Perea et al par les deux études précédemment décrites avaient apporté des évidences quant à la sensibilité de la tâche go-nogo appliquée à la décision lexicale non seulement à l’effet de fréquence, mais également à l’amorçage automatique associatif 19 (Perea et al, 2002) ; et à la taille du voisinage orthographique 20 (Perea et al, 2003). Donc, le but secondaire de l’expérience 2 sera d’explorer la manière dont le système de réponse affecte la vitesse, la précision des réponses et par la même la taille des effets obtenus pour une tâche de catégorisation en genre avec amorçage en modalité visuelle. Pour cela nous répliquerons l’expérience 1 en changeant uniquement le système de réponse : nous passerons d'un double choix de type oui-non, à une seule réponse à donner. Si l’avantage d’une telle technique est bien attribué au fait de ne donner qu’une seule réponse au lieu de deux, alors nous ne voyons aucune raison valable pour que la tâche go-nogo soit moins précise et rapide lors d’une catégorisation en genre que lors d’une décision lexicale. Nous nous attendons donc à trouver des latences plus courtes et un pourcentage d’erreurs plus faible sous mode go-nogo que sous le mode oui-non. A cela nous pouvons rajouter que si l’effet d’amorçage en genre n’apparaît pas dans l’expérience 1, il peut néanmoins émerger dans l’expérience 2 puisque l’amplitude des effets semble être déterminée partiellement par le système de réponse.

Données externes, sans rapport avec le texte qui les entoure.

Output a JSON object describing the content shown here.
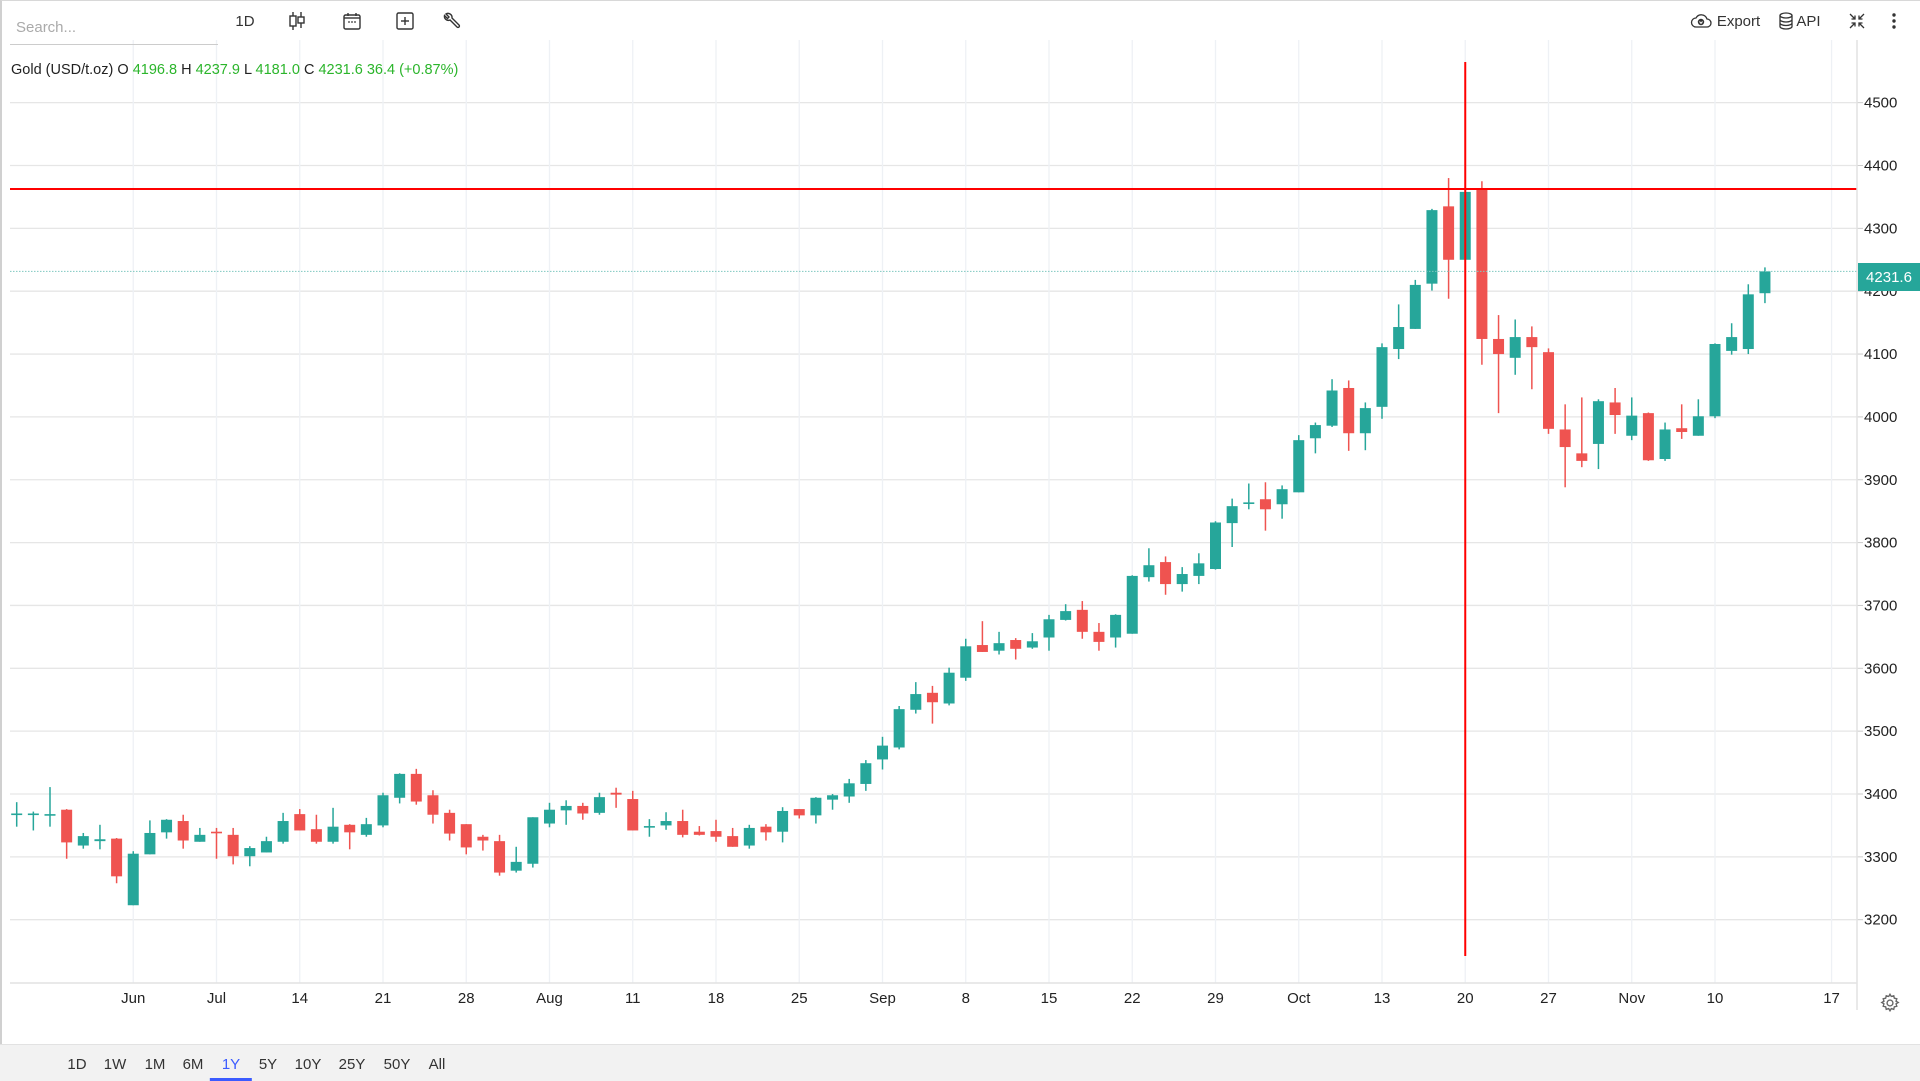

Comme précédemment toutes les expériences ont eu lieu dans la salle d'expérimentation du laboratoire Dynamique Du Langage de Lyon. Après un bref exposé des paradigmes utilisés au cours de cette session, nous analyserons les résultats avant de discuter de leurs implications pour les différentes problématiques soulevées dans cette partie.

Notes
19.

La décision lexicale s’effectue sur des mots et des pseudo-mots précédés par une amorce associée d’un point de vue sémantique aux cibles : ‘chaise’ va amorcer ‘table’. Voir par exemple Collins et Loftus (1975).

20.

Il est observé un effet de facilitation de la taille du voisinage orthographique pour les mots de basse fréquence, i.e. des noms ayant une prononciation similaire à la cible vont être partiellement activés et vont influencer la vitesse d’accès à sa représentation lexicale. Voir entre autres Grainger et Jacobs (1996) et Pollatsek, Perea et Binder (1999) pour un résumé.